CHINSKI: Your brain gets tricked into thinking you're actually reading a page. But on the other hand, as I was saying, it's great, and we're seeing sales of books.... I mean, I saw something recently about the Kindle. People who have a Kindle are actually buying more books. So on one hand, it scares the shit out of me that people are reading on Kindles and Sony Readers. But on the other hand—
CHINSKI: For no reason other than that it's different.
GARGAGLIANO: I think it's so exciting.
CHINSKI: That's what I mean. It's also really exciting. It will bring a lot more people into reading. And this younger generation is so used to reading online that it doesn't really matter. It doesn't mean the death of literature.

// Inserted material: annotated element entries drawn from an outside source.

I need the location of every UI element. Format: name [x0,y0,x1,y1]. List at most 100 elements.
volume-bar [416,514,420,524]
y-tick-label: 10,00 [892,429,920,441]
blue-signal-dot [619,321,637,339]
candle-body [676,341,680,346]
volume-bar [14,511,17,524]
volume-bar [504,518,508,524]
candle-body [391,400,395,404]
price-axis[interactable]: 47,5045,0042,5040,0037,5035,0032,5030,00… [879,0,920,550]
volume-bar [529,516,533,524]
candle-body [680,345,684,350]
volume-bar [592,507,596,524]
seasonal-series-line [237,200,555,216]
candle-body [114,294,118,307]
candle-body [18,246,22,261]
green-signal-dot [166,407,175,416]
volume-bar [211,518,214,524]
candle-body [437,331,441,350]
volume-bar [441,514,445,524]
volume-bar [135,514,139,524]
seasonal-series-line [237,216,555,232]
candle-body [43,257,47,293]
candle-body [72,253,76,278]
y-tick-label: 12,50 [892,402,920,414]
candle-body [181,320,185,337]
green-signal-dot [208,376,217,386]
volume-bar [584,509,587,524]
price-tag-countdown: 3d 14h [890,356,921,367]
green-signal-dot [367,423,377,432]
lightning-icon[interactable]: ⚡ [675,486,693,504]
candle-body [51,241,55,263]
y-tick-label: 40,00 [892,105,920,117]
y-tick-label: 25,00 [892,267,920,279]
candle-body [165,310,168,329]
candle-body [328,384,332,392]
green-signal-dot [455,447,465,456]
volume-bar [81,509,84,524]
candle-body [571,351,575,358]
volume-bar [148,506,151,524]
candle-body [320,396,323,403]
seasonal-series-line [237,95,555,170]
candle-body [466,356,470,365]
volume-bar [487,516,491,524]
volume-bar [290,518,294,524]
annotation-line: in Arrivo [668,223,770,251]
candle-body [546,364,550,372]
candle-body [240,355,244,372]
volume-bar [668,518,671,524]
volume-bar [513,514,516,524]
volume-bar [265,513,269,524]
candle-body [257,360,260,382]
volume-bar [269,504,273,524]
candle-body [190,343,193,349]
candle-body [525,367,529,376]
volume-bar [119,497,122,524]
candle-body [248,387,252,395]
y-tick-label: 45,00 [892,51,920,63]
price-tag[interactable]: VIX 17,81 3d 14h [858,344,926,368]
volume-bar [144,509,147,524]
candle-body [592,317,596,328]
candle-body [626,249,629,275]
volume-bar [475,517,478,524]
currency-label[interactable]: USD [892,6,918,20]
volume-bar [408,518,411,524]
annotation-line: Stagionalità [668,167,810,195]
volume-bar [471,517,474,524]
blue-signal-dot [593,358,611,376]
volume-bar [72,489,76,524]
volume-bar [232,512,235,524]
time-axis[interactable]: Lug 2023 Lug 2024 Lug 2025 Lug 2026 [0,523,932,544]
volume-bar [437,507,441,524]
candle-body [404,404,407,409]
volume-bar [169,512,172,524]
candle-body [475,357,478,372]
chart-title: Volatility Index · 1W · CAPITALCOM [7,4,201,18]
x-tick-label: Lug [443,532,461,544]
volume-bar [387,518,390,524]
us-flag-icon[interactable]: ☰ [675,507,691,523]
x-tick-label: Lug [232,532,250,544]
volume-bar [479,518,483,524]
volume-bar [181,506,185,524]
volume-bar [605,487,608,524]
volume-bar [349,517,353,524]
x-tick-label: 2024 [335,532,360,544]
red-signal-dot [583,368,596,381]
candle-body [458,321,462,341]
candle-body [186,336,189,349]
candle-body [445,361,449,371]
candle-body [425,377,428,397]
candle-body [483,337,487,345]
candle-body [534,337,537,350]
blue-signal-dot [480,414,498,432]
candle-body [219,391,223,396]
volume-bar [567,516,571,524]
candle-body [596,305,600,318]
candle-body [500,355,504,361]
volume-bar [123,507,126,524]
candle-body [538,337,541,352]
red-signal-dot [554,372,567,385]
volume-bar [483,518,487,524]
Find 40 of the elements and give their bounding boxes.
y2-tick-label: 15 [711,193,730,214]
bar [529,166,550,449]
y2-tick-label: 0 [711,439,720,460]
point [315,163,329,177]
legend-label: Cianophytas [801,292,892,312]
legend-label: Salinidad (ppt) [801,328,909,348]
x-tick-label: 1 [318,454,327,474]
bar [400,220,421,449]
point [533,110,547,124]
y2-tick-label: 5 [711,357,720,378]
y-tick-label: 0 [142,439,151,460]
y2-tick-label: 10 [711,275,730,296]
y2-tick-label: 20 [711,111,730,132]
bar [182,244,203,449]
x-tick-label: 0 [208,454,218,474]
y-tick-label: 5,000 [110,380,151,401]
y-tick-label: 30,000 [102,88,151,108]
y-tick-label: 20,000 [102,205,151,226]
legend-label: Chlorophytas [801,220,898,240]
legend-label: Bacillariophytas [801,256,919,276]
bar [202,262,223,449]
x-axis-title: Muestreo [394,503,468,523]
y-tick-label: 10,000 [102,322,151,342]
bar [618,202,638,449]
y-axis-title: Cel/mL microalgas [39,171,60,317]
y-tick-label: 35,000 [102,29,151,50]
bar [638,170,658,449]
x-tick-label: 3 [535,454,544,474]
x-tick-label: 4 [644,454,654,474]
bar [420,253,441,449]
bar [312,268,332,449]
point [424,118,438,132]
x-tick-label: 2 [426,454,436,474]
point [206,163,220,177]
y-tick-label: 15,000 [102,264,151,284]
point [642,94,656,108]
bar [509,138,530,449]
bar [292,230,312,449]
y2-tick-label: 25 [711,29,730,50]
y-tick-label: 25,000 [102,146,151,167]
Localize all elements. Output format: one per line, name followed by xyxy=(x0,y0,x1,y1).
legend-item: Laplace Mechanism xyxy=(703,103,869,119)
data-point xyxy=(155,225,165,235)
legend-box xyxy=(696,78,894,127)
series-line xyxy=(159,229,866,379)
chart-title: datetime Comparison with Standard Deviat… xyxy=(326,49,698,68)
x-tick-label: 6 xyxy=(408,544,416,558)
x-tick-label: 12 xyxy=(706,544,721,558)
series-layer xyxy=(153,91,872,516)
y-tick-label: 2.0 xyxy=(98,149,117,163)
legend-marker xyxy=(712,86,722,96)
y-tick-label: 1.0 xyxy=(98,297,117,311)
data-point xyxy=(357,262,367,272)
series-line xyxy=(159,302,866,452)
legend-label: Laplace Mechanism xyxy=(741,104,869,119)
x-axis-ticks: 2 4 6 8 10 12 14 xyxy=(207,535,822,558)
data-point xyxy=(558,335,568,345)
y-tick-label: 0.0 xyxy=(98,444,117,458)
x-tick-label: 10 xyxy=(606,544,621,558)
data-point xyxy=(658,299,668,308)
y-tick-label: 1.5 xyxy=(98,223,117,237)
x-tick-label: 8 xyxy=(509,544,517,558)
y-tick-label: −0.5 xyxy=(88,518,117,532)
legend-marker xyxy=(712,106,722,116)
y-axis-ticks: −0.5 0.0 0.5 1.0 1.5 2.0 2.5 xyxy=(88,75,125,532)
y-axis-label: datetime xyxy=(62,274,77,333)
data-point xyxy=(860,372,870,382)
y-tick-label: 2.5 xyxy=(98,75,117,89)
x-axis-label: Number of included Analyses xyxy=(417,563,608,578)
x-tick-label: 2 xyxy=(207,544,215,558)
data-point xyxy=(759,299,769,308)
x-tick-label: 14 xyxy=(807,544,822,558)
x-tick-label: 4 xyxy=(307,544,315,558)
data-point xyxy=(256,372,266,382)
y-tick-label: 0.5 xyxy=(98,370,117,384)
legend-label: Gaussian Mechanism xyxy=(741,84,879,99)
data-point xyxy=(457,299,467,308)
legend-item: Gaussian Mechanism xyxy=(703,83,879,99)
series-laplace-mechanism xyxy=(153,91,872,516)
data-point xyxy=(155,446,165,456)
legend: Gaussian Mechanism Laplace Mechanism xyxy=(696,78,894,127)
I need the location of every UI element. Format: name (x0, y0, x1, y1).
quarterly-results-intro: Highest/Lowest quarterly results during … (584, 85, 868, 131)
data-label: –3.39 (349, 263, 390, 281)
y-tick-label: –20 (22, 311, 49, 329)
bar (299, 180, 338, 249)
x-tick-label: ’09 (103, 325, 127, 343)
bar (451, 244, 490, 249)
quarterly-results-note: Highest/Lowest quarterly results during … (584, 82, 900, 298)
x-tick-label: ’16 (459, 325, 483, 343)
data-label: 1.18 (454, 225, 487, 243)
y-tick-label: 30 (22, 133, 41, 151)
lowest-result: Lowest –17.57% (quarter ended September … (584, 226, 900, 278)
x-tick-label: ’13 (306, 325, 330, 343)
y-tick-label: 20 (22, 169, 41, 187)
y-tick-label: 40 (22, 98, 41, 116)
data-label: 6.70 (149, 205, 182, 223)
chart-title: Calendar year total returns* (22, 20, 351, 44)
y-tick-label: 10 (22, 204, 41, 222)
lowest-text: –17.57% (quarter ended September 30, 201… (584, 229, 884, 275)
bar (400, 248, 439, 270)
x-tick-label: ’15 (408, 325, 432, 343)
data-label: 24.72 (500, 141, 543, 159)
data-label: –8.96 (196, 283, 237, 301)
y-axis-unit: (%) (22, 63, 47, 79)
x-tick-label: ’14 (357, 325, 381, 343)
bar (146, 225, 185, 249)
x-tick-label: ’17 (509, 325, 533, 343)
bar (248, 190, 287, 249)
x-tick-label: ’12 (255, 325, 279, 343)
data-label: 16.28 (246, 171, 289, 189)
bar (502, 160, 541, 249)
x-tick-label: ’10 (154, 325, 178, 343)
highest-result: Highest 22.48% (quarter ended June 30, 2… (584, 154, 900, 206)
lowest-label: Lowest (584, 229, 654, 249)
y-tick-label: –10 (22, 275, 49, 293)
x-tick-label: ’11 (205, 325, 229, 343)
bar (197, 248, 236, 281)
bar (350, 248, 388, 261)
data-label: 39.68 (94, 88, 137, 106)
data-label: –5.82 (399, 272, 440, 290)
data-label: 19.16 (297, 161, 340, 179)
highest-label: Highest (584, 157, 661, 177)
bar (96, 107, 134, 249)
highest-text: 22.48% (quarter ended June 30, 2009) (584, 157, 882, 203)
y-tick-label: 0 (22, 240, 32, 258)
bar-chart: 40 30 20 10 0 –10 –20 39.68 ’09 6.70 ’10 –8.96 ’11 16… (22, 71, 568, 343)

BOUDREAUX: I was amazed at how quickly we all got used to the Sony Reader. It's still a little different from an actual book. But when I first got into publishing I remember reading a manuscript, instead of a finished book, and feeling like it seemed to lack a certain presentational authority. It took me a minute to take a manuscript seriously. It will be the same way with the Sony Reader. But, my God, we've all adapted in a period of months? Imagine the twenty-year-olds who are reading everything online all the time and switching back and forth among seven screens that are open all the time. The notion of not reading that way must seem odd to them.
GARGAGLIANO: I think that in several years the book object is going to be more beautiful and more precious.
BOUDREAUX: It's going to be like vinyl records.